The amount of people who are all giving “reasons” why they are gonna be ok to treat others with contempt and apathy towards any suffering just means you wanted an excuse to not care all along, not that you are morally superior.
You will still look like an asshole to anyone that isn’t informed and to the people who didn’t agree with you in the first place.
If you actually care you keep trying, stop pretending minute crusades are anything but.
It’s always easier to find someone else below you that can be blamed rather than fix the problem.
Sometimes the people themselves are the problem, and they don’t want to be or are resistant to being fixed. Personally, I’m very apathetic to self-inflicted suffering when the person inflicting it on themselves isn’t open to changing the behavior that’s causing it.
I guess that makes me an asshole.
My sister is a drug abusing, money stealing, whore. I use all those words correctly as I mean them literally and so would she. She finds places to live by sleeping with people and will rob people for food. But she would rather be on the streets than live with me but without her drugs.
I will still always be there for her when or if she changes her mind and wants to get better. I don’t involve myself with her troubles because I don’t have to, and I don’t chastise her needlessly for her actions and inactions cause she is likely aware of them at this point.
I can’t fix her problem for her but I don’t refuse the option to.
I live every day knowing in the back of my mind what she is going through and I will always care cause I hope she gets out of it. Her inability to solve the problem doesn’t make me care any less or more likely to stop trying if given a chance to fix the problem.

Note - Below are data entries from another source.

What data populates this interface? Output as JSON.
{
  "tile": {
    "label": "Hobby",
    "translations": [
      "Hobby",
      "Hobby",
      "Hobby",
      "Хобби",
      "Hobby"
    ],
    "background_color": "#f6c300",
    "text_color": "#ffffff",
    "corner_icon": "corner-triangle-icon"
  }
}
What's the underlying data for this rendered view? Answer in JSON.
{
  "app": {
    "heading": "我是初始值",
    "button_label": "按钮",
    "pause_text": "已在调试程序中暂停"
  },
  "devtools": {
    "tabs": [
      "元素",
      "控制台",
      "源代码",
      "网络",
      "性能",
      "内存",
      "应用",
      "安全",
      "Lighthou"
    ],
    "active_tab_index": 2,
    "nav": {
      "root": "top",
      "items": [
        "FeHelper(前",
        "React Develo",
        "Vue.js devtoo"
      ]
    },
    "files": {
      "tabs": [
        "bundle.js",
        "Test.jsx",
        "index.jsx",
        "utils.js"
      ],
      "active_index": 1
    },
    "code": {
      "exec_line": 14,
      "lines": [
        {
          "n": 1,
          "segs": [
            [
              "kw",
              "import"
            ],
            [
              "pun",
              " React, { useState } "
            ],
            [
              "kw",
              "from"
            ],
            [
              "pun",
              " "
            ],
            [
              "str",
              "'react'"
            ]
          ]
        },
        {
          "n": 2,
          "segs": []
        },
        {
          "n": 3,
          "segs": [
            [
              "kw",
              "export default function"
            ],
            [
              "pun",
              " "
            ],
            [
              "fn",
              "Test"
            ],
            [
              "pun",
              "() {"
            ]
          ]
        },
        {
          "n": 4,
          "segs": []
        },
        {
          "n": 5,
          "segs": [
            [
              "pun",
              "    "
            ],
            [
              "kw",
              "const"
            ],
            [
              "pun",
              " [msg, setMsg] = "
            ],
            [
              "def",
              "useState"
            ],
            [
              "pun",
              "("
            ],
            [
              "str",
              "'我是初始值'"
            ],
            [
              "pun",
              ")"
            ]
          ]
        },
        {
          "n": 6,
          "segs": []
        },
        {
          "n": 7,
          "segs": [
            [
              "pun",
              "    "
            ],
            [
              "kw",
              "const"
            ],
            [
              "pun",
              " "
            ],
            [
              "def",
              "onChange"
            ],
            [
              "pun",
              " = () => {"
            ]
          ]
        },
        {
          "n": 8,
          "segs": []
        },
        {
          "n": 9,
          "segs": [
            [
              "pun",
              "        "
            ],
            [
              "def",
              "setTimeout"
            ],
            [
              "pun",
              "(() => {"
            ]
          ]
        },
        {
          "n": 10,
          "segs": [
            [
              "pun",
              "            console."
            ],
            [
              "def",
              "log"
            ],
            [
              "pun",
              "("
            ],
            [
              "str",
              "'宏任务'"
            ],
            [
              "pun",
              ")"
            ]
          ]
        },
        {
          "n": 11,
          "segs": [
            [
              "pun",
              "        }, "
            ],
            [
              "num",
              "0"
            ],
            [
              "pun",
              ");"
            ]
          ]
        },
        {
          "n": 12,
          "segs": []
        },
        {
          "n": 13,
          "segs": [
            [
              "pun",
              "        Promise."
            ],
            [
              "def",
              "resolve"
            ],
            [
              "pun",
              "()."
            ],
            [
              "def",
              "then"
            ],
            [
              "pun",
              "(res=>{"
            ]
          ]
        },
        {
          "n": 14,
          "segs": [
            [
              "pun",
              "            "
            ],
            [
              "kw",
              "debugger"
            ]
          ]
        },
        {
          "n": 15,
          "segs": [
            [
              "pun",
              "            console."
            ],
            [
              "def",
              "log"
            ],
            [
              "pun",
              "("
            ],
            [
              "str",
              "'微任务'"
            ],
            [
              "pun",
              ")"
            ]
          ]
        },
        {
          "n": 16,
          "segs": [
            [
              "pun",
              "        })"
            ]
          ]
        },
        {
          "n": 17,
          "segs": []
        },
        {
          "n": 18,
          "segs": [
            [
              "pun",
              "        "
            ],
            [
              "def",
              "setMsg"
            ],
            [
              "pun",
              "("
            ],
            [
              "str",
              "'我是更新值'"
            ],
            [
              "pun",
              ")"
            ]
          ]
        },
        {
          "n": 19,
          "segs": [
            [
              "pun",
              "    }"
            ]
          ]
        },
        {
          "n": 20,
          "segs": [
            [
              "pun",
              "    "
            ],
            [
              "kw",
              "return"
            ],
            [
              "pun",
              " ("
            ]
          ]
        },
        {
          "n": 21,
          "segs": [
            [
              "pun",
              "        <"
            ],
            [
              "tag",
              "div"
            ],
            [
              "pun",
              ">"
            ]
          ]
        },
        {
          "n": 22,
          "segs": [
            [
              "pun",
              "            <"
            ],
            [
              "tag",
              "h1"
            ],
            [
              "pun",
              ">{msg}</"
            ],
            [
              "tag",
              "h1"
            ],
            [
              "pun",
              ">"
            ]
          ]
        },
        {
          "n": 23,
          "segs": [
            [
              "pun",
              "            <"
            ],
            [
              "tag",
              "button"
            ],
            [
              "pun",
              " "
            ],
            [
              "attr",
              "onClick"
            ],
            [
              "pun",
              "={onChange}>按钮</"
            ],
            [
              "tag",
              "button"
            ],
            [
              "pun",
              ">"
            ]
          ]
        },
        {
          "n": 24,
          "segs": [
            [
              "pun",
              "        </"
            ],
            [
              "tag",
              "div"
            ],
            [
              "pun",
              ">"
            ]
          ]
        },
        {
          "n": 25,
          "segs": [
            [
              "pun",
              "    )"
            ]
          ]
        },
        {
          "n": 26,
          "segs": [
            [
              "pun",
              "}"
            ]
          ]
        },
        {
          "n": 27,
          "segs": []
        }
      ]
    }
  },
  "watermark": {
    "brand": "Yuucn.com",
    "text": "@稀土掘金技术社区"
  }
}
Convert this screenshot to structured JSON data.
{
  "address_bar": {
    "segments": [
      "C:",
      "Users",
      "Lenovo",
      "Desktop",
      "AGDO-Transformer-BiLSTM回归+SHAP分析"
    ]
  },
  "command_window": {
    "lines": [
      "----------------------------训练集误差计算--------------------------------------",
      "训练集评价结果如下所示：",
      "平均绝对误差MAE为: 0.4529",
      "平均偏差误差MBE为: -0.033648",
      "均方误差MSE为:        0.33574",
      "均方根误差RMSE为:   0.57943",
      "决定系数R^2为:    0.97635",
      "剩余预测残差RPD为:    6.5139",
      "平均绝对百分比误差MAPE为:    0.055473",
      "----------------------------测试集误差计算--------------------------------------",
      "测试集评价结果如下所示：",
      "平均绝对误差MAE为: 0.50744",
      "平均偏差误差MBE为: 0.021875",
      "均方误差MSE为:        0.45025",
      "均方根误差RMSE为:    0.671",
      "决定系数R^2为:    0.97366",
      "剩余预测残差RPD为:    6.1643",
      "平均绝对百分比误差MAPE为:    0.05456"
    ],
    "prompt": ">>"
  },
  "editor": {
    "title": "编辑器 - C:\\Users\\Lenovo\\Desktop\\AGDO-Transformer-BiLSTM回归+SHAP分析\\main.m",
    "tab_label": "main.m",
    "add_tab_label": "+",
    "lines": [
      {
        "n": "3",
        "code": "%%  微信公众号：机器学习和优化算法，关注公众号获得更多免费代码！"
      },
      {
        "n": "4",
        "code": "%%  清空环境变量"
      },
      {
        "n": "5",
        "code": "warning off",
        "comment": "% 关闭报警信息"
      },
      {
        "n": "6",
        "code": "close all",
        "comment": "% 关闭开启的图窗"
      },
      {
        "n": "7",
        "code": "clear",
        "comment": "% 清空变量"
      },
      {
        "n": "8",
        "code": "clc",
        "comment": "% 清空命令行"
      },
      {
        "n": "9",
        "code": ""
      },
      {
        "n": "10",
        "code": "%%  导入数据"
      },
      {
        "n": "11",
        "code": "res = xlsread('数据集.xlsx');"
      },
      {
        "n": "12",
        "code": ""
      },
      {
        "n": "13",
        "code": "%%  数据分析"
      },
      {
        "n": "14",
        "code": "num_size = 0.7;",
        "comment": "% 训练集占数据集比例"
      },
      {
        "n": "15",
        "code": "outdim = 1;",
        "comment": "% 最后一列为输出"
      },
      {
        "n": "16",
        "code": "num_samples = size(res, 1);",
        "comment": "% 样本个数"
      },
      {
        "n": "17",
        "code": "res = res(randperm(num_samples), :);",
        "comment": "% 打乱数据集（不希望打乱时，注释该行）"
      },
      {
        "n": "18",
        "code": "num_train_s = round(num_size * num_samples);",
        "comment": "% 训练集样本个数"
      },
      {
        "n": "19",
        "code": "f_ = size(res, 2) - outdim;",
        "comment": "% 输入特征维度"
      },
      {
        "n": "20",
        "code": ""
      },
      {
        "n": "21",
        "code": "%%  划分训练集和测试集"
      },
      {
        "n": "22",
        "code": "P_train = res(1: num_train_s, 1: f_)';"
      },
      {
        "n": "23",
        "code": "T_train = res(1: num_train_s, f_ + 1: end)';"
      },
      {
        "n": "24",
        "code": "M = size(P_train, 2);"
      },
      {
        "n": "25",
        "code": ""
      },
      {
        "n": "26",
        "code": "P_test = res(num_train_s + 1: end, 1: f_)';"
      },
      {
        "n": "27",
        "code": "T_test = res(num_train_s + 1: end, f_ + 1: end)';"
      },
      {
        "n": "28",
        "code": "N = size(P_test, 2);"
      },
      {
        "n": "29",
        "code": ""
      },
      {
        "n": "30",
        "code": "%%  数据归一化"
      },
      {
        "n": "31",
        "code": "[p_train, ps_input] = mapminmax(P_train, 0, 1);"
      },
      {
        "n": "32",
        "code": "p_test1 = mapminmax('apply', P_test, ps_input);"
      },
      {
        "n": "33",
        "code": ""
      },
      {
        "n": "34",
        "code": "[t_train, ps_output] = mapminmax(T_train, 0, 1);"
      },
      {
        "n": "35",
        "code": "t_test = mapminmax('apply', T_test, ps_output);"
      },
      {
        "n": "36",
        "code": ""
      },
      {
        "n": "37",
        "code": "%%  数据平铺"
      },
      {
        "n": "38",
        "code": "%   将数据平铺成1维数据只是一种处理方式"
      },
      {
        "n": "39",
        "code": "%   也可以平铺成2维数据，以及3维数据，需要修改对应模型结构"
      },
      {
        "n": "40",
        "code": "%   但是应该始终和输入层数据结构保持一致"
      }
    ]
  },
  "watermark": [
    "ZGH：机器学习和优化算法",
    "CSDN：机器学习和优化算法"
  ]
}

Not every problem is immediately solvable and sometimes the best we can do is keep moving forward but it shouldn’t change how we care about others. Even those that raped me I don’t treat different I just don’t interact with them. They are responsible for their own problems that doesn’t mean I cheer for their falls.
Being apathetic towards someone’s suffering doesn’t mean I’m cheering for it, that’s just psychopathic. However, I’m not going to lose any sleep worrying about your sister’s situation. If she needed help (and would accept it), that’d be different, but it sounds like she won’t. I’m sorry to hear about her situation, though.
That said, if she was my sister, rather than a random stranger, I’d be a lot more invested, so I can empathize with your situation, wanting to help her but being unable to reasonably do so.
I also won’t claim I don’t experience schadenfreude when I read an article about someone who (for instance) voted against their self-interests being negatively affected by the result of that action, but I’d still prefer that nobody was put into that situation in the first place.
Yeah that schadenfreude and specifically that quote of saying specifically about voting. That smug apathy where you giggle at other people’s misfortune because they might have had it coming is the one that horrified me and I think is the unpopular opinion I have.
No. That’s gross. It makes you seem dishonest.
If a person gets pushback and punishment for what they have done that’s fine but people just living a life where they generally get hurt and it’s excused away as a location or ideology that makes it ok to point and giggle? An actual after the fact giggle is fine but this is searching for it and self serving. I just think it paints people ugly.
Ah, got it, I misunderstood what you were saying initially, I think.
I certainly don’t giggle at other peoples’ misfortune… but in the voting instance, I certainly don’t feel bad for them.